Her eyes tilted upward.
She stood before a cliff face three hundred feet high, a mighty and wide rock wall. Behind her stretched the ocean, the northern seas of Esenia—they had come all the way to the coast.
Careful consideration of the stone…
Back to the book.
“This isn’t a vault!” Kauom said. “This is a bunch of rocks!”
“Iz entrance beareed?” Vlodmir said.
“You promised treasures beyond comprehension, girlie. All I see are stones. I could get the same looks at my family reunion. Are you trying to pass off earth as treasure to a dwarf?"

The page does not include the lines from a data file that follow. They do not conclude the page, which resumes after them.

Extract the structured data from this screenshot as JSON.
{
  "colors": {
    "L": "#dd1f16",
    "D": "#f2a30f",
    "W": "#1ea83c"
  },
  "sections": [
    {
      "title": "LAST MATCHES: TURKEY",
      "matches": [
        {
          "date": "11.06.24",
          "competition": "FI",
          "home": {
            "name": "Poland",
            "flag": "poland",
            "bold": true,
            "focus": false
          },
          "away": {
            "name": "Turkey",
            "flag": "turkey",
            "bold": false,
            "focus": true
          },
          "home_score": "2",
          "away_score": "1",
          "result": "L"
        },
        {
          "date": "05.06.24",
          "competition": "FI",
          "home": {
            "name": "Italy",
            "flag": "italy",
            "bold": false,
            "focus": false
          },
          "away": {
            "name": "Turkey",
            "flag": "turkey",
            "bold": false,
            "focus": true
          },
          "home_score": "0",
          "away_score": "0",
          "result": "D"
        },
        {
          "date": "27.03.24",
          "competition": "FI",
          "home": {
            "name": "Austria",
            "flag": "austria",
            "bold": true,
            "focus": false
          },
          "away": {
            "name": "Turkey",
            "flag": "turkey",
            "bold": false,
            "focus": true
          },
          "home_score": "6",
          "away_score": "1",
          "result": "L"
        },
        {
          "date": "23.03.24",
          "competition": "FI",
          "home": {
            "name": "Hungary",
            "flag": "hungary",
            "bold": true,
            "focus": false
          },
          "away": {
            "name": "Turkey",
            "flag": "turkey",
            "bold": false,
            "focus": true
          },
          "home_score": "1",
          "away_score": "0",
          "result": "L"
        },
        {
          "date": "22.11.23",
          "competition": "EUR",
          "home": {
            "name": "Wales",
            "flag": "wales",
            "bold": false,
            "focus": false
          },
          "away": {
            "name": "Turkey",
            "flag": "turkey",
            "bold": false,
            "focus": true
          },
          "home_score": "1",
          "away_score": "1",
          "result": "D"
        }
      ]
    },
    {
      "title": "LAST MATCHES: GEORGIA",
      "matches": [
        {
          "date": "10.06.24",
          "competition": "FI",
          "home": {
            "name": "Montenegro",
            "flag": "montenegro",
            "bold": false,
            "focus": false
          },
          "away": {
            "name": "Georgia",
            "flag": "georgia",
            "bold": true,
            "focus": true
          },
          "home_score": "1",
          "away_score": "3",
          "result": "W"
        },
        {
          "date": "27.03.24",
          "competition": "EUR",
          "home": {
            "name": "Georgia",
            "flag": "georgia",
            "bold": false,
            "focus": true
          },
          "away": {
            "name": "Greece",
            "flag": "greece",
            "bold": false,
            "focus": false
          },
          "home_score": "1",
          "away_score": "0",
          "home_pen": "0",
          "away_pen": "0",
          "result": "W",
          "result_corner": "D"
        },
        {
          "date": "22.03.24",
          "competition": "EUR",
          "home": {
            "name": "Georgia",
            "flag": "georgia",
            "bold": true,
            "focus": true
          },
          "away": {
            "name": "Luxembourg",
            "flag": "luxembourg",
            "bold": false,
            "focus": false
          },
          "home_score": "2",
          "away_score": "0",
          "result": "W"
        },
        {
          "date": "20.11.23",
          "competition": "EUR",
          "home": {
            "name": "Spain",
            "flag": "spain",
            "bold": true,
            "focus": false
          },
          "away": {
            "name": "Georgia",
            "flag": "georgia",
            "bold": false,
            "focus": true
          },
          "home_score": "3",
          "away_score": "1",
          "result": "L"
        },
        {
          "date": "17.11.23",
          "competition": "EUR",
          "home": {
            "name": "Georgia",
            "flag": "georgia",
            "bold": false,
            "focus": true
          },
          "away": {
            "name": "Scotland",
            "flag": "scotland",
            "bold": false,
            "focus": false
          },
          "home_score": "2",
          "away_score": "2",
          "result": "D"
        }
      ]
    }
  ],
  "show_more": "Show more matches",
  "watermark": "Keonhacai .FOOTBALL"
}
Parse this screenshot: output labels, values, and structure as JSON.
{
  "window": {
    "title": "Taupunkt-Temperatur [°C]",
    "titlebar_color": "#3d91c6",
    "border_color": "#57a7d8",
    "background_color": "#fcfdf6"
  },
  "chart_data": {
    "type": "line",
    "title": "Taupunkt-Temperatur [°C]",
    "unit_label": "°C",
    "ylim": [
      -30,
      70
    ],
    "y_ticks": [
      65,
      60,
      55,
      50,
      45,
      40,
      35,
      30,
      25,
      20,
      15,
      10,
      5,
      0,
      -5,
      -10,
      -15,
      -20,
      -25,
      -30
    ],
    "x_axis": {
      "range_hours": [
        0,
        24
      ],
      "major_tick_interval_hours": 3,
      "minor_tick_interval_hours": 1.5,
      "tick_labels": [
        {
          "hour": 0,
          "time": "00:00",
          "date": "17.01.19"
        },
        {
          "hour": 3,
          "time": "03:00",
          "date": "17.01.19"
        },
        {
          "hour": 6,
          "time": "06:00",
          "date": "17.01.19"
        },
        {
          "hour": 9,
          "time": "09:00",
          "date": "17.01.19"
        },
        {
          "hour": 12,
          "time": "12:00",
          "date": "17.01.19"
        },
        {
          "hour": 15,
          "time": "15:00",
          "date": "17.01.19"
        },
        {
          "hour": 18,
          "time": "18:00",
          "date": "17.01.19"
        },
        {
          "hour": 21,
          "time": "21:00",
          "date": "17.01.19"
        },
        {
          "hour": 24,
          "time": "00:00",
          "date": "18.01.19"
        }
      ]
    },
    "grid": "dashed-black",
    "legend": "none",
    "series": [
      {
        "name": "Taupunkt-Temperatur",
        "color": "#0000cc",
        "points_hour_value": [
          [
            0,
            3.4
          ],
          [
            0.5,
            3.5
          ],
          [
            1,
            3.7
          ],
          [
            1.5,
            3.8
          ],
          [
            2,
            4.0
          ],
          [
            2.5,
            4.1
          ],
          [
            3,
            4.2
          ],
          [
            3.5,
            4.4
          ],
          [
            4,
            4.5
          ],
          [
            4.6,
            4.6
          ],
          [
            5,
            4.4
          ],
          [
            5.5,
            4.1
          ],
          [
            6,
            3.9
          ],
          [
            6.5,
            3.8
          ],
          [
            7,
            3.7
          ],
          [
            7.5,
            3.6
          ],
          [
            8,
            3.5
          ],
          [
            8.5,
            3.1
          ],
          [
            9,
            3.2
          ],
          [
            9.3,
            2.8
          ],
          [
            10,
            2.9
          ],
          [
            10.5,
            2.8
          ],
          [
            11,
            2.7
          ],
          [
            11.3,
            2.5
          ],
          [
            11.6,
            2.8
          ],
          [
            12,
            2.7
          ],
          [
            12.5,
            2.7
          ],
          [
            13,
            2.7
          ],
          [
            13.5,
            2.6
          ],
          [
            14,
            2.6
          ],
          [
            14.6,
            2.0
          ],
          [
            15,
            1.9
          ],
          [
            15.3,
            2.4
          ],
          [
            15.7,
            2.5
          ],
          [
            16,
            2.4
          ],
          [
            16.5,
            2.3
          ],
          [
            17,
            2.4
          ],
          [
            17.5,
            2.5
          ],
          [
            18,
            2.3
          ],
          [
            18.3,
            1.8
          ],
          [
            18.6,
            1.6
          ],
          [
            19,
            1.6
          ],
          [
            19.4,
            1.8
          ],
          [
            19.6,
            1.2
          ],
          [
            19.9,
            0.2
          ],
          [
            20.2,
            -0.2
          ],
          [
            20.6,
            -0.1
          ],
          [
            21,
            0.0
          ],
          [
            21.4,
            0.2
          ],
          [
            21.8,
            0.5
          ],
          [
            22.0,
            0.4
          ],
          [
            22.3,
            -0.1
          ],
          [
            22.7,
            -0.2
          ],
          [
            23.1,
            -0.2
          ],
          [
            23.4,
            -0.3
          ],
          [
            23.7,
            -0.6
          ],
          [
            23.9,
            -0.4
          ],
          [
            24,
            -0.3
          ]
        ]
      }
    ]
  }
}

“Would you please be quiet?” Eris said. She charged her hand with mana and ran it along the rock; her fingers vibrated at the touch. “There is more here than you can see. Allow me to work.”
“She is right,” Robur said, “I can detect the magic of this place. The enchantment on the rock is clearly held by—”
“I said be quiet!”
Silence fell. Merciful, sweet silence. She knew from reading the tome that these runes, arranged into sigils on this page, contained the key to opening the vault’s door, and she was certain this cliff face was the vault’s door from the directions—it was positioned perfectly, and while the forest may have changed, the stones of the mountain had not. What she did not know was precisely how that key worked.
She spent an hour in experimentation, alone. When she failed to find results she was too reticent to ask for help, so another hour passed—and only then did she find an idea.
She tapped the magic from the ink on the page. Her Essence absorbed and held the mana, only for a moment, like water in her mouth, before she touched her hand to the stone and regurgitated it.
The runes appeared on the rock. Like pictograms on a cave’s wall, but luminescent. There were four more sigils and she repeated the process, until soon the magic on the page was expended, but the cliff burned brightly.
They flashed once, then went dim—
The ground beneath them shook.
“Lyvitsa!” Vlodmir swore.
“What’d you do!?” Kauom yelled, but Eris stayed quiet, watching the cliff—
A line cracked down its center. Bright light, as if the sun were on the other side, exuded forth and then went dim, yet the crack kept expanding, slowly, until soon it was wide enough for a man to slip through sideways.
A tunnel had opened into the mountain.
“There,” Eris said, “is your vault.”
A moment of silence. “Well,” Kauom said. “There better be more than dirt inside. What are you waiting for? Light the torch and let’s go!”
“You could not command me to do anything I would sooner do myself,” Eris said. And so she lit a torch; and thus she stepped inside.